Memberi perlindungan pada anak meliputi beberapa perkara : Pertama, menyayangi anak meskipun anak zina. ”Tidaklah termasuk golongan kami orang yang tidak menyayangi kaum muda dan tidak menghormati kaum tua”. (HR. Tirmidzi).

Kedua, berlaku adil dalam pemberian. Perintah untuk berlaku adil dan tidak membeda-bedakan anak atas jenis kelaminnya juga dijelaskan dalam beberapa hadis, di antaranya:”Berbuat adillah di antara anak-anakmu, berbuat adillah di antara anak-anakmu, berbuat adillah di antara anak-anakmu” (HR. Ashabus Sunan, Imam Ahmad dan Ibnu Hibban).

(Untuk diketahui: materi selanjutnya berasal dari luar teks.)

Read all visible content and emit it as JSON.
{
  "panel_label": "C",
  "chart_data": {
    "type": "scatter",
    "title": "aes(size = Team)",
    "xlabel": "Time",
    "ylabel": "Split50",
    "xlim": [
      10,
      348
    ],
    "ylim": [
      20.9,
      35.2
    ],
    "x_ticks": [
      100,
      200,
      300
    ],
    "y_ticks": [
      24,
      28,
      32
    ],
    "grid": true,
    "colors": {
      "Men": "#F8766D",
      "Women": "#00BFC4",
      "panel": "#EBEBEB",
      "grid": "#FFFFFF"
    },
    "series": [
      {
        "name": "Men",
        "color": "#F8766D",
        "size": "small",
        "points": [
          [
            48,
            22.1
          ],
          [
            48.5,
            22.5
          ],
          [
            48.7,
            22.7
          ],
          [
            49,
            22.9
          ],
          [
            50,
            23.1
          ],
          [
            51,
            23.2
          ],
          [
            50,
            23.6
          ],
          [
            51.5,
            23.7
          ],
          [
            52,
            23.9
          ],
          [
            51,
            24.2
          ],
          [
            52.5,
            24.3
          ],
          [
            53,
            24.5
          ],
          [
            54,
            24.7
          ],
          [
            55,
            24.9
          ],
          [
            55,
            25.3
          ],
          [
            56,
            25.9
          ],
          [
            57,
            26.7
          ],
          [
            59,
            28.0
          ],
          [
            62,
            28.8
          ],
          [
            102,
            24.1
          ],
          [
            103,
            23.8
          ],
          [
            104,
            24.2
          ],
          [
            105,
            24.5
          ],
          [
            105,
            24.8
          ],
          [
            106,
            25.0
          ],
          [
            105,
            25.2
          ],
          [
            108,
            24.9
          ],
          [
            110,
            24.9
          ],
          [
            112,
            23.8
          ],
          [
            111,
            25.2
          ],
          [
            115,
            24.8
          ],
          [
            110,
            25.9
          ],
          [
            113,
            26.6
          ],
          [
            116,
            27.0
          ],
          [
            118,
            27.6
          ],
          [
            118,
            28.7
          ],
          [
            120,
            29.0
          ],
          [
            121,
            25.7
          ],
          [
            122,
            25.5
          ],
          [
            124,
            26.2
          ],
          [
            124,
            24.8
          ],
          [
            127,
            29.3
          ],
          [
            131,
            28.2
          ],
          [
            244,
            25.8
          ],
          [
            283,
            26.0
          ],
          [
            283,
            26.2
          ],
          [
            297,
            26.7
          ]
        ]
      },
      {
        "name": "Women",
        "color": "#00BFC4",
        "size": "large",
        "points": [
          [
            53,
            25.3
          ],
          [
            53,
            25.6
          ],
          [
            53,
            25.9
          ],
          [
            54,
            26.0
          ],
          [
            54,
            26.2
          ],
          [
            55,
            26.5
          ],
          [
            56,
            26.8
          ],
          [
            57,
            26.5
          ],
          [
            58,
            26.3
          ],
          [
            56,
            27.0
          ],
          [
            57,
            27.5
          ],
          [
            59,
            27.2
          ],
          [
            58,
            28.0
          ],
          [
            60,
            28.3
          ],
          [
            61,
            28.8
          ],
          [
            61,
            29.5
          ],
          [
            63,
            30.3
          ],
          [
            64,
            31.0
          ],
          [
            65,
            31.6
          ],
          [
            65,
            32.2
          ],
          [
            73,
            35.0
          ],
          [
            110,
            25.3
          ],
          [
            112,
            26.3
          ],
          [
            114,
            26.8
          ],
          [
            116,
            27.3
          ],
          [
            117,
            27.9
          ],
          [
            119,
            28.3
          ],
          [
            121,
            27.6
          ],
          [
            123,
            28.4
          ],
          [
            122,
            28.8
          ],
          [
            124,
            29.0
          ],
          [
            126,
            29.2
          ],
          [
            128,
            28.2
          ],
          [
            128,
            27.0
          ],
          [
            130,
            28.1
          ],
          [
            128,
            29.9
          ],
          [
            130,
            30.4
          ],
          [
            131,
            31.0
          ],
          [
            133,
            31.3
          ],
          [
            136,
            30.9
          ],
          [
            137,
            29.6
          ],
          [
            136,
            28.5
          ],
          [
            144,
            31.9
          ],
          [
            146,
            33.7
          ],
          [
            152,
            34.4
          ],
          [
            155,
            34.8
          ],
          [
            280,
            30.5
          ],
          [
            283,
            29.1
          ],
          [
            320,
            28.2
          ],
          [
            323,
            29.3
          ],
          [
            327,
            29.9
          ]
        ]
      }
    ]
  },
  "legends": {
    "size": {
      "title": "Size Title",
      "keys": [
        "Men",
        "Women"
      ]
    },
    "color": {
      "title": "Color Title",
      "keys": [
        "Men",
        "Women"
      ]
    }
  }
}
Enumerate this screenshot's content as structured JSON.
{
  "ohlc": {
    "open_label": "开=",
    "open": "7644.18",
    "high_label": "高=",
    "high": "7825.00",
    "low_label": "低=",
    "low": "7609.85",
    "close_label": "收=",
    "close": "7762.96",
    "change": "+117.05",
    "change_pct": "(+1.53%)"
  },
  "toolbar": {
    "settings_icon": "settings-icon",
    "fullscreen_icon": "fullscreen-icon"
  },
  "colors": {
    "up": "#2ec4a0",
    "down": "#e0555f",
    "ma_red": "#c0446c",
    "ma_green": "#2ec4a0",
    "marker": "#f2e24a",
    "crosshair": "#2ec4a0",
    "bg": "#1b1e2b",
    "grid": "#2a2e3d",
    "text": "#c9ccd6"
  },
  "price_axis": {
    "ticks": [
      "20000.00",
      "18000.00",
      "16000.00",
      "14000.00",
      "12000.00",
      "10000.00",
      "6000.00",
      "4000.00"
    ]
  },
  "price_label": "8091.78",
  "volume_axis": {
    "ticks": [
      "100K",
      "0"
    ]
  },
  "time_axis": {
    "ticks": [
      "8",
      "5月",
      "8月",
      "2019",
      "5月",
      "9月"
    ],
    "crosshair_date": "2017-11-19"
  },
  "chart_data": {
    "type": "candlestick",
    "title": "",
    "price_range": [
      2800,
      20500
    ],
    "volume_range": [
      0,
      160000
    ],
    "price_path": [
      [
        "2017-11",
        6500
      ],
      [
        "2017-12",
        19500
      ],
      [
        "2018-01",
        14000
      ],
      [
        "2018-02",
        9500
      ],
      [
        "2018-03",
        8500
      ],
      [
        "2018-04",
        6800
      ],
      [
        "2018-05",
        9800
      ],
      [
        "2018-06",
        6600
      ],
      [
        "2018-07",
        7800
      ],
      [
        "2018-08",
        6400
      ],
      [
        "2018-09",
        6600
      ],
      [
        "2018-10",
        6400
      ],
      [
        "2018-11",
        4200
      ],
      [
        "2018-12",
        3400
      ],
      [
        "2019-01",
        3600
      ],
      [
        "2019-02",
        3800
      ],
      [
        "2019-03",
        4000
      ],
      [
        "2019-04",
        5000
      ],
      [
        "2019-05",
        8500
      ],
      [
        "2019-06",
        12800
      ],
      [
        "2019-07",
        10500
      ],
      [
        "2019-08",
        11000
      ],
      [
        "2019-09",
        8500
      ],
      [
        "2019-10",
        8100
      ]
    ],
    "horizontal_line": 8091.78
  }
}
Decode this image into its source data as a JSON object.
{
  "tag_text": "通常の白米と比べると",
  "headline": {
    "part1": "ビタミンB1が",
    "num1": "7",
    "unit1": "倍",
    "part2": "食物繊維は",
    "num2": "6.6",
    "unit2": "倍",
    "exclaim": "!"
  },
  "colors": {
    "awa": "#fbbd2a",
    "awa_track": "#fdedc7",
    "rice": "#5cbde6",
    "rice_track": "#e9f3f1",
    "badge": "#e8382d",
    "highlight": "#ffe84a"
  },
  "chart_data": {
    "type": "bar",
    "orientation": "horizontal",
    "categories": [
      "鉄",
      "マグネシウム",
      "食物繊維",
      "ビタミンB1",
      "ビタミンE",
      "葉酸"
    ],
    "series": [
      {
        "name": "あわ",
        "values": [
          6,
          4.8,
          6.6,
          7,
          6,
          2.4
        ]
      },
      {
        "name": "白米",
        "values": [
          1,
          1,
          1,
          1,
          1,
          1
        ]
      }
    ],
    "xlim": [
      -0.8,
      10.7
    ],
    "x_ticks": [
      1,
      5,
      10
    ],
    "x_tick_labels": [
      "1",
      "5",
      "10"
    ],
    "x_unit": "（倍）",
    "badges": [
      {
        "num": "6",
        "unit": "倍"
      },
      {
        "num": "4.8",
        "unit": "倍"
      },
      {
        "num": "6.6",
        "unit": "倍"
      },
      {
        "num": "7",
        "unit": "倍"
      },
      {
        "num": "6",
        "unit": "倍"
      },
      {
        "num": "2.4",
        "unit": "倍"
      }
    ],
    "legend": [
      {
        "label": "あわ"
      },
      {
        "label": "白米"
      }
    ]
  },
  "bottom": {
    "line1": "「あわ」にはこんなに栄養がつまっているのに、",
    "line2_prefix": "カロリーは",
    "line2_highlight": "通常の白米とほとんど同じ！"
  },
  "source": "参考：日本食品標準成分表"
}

Perintah Rasulullah SAW kepada para orang tua untuk berbuat adil terhadap anak-anaknya dilakukan dalam semua pemberian, baik berupa harta (materi) maupun kasih sayang (immateri).

Nabi saw pernah tidak mau menjadi saksi terhadap perkara Nu’man bin Basyir yang menghibahkan harta kepada salah satu anak laki-lakinya dari seorang istri bernama Ammarah binti Rawahah. Akhirnya Nu’man mencabut kembali hibahnya.

Ketiga, menjaga nama baik anak. Tidak boleh mencela atau berkata kasar pada anak. Anas bin Malik, seorang sahabat yang ikut membantu rumah tangga. Nabi saw sejak kecil menuturkan, bahwa selama 10 tahun di sana Nabi saw tidak pernah menghardik atau mengeluarkan kata-kata kasar. (HR. Muslim)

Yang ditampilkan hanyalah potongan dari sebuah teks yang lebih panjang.